Those worried that the bipartisan budget making its way through Congress does not include enough deficit reduction can take some solace in the fact that more savings will quietly take effect after a number of tax breaks expire at the end of the year.
More than 50 tax incentives will expire on New Year’s Eve — ranging from breaks on energy-efficient appliances to biofuel production to investments in businesses that serve low-income communities.
Chuck Marr, director of federal tax policy at the Center on Budget and Policy Priorities, said eliminating the breaks will boost federal coffers by about $50 billion a year.
The House passed a budget deal Thursday that replaced $63 billion in sequestration cuts, while reducing the deficit over 10 years through, among other things, higher fees on airline travel and requiring new federal employees to contribute more toward their pensions.
The proposal caused heartburn on both sides of the aisle.
Democrats said it should have also extended expiring unemployment benefits, while Republicans said that there is too much spending in large part because the deal restores more than $60 billion of the sequester cuts that were included in the 2011 Budget Control Act.
The savings from the expiration of tax credits was not included in the $23 billion deficit reduction in the budget plan because the Congressional Budget Office doesn’t consider programs set to expire as savings, said Eli Zupnick, a spokesman for the Senate Budget Committee.
Some of the expiring tax breaks are tied to biofuel and clean energy initiatives, including one that would have cost $100 billion from 2013 to 2017 in incentives for the construction of energy-efficient homes. Another expiring tax credit provides breaks for producing ethanol made from agricultural waste or wood products.
Bob Dinneen, president of the Renewable Fuels Association, said taking that tax break off the books sends a negative message to those who have invested in the industry.
“They’ve poured a lot of money into their plants and there was an expectation, I think, when they went to folks who financed facilities that there’d be this tax incentive at the end to help them recoup this extraordinary investment,” Mr.

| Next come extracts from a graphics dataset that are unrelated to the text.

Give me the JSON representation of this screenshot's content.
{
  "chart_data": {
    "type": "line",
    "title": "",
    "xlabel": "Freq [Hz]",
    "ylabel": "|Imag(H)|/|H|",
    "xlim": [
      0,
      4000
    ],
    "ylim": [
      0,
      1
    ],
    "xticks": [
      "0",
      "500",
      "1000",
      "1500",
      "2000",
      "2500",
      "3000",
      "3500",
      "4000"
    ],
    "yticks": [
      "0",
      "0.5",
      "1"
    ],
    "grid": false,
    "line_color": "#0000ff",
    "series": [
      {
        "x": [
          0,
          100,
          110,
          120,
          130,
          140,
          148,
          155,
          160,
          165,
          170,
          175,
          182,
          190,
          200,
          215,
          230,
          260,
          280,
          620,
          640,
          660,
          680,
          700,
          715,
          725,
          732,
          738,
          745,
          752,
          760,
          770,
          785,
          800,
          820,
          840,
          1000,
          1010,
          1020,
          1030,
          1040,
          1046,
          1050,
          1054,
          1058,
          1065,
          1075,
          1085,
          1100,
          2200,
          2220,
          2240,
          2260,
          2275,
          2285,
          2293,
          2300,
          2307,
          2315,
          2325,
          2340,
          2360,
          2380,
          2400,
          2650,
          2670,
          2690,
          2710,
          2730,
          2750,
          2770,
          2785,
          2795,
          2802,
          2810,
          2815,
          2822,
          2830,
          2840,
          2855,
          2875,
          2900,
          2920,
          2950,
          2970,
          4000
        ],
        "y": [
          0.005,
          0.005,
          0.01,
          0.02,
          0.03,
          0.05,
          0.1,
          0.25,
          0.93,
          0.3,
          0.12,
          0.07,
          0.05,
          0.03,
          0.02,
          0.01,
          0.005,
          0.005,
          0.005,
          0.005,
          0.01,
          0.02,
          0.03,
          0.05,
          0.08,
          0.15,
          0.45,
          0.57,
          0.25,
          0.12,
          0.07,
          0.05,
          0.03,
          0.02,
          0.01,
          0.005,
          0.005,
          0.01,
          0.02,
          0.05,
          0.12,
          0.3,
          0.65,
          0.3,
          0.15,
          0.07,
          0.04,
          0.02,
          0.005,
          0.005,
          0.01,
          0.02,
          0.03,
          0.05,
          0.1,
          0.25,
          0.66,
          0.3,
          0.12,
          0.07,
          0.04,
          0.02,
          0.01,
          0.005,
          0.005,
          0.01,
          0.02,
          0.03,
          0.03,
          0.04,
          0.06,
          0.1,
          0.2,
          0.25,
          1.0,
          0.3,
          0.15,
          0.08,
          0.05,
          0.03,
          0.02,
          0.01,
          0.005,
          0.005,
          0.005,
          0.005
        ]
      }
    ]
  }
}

Dinneen said. “So right as the industry is about to be commercialized, we’ve done everything the government wanted, now they’re going to take the incentive away? It would have a really poor impact.”

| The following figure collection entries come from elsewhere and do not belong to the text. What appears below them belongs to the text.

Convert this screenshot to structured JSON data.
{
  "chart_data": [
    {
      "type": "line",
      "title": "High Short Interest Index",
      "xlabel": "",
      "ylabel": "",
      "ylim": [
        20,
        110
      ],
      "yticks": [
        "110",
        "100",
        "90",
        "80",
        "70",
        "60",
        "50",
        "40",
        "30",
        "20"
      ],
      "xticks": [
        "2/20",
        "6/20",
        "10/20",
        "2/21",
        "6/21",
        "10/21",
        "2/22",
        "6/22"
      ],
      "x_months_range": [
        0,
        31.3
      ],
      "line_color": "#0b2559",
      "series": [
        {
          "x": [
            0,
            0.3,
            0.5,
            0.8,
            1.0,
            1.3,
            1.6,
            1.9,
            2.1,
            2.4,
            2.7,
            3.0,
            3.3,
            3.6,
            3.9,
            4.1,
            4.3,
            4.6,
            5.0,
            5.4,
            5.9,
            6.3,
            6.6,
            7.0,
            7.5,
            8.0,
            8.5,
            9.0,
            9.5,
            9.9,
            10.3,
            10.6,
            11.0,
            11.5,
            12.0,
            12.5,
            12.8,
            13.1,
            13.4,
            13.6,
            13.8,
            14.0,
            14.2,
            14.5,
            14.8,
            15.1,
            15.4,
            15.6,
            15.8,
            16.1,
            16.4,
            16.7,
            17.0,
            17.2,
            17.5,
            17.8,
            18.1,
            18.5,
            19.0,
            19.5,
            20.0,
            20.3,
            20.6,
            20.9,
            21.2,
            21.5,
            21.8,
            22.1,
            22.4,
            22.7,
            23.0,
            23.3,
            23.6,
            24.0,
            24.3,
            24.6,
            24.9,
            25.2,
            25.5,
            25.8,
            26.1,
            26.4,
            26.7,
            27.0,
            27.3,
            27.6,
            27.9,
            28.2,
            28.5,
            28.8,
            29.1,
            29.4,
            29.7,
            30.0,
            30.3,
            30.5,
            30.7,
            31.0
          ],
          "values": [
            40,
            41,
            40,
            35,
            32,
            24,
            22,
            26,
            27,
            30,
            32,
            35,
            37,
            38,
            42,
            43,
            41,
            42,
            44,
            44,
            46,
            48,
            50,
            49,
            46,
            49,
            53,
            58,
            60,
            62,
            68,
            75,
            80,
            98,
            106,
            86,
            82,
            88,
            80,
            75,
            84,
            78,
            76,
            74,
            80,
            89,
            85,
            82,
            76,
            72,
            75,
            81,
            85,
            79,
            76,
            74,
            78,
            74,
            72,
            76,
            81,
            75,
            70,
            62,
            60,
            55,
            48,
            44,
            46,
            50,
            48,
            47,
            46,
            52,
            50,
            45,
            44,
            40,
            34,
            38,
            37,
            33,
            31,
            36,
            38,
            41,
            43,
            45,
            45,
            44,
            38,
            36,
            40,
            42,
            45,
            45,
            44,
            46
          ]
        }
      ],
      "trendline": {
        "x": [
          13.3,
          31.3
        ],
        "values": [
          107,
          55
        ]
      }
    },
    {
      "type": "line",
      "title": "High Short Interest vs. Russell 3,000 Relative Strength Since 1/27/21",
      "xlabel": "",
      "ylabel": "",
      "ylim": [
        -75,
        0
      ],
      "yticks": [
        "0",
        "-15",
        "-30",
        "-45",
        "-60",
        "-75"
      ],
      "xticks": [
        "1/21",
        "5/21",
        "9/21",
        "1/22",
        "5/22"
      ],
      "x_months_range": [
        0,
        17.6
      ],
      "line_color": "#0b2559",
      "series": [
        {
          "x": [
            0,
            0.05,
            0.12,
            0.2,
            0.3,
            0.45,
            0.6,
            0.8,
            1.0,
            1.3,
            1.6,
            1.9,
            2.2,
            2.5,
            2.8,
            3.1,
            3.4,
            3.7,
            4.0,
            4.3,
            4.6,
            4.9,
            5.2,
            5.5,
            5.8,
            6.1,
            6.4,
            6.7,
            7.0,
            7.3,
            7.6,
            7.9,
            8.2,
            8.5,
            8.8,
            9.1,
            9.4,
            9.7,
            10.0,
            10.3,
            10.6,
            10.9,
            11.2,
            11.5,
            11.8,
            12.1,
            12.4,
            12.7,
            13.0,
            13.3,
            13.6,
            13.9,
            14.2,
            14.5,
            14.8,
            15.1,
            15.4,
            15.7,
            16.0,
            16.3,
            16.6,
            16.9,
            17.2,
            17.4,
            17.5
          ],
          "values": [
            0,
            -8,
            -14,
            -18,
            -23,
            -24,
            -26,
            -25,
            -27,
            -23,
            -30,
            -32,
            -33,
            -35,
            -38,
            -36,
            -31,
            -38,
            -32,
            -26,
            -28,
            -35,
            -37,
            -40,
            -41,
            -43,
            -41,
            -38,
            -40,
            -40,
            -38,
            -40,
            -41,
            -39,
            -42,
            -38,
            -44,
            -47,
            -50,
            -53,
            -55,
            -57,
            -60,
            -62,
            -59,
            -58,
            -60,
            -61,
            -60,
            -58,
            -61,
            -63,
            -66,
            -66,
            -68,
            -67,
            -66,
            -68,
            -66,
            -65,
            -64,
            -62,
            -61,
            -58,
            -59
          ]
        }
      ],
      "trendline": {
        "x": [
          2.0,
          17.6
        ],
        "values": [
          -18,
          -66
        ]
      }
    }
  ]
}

Robert Bixby, executive director of the Concord Coalition, an advocacy group that promotes balanced budgets, said letting the tax breaks expire will reduce the deficit by $500 billion over 10 years.

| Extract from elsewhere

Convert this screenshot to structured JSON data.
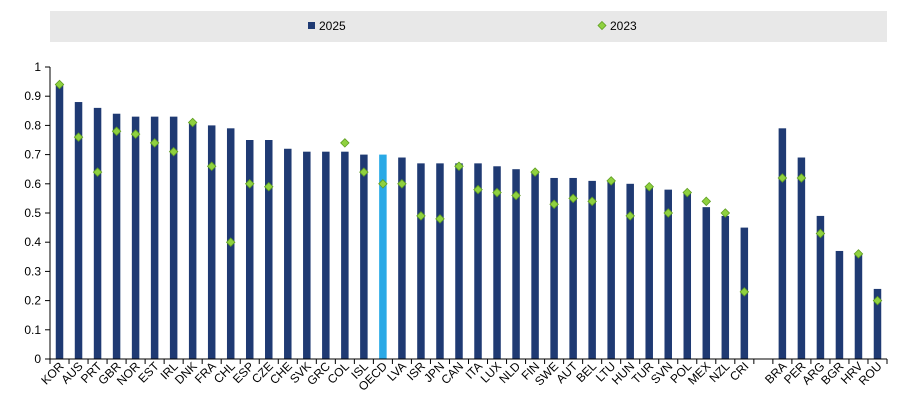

But he acknowledges that some conservatives may be lukewarm to the budget deal because the deficit reduction comes from new revenues, not spending cuts.
What’s more, the savings from the expiring tax breaks could be short-lived. In the past, Congress has reapproved tax breaks retroactively, something that could happen in early 2014, Mr. Marr said.
“There will certainly be rumblings about it, but how serious that is, it’s hard to know,” he said. “It’s tied up with the whole discussion about tax reform. There’s still this push to do a much larger tax legislation which is very much uphill. The question is, do they hold the extenders back until that has resolved itself or do they go off and do the extenders by themselves?”
While lobbyists for industries that benefit from the tax breaks likely will push to extend the credits in 2014, letting the tax breaks expire may be a good first step to begin working on some long-needed major tax reform, Mr. Bixby said.
“If they’re going to do tax reform, this is a great way to start,” he said. “In tax reform, the classic idea is to broaden the base and lower rates. This is a great way to help broaden the base. It may be the only tax reform that we’re going to get in the next few years, and I think it would be a good thing to do.”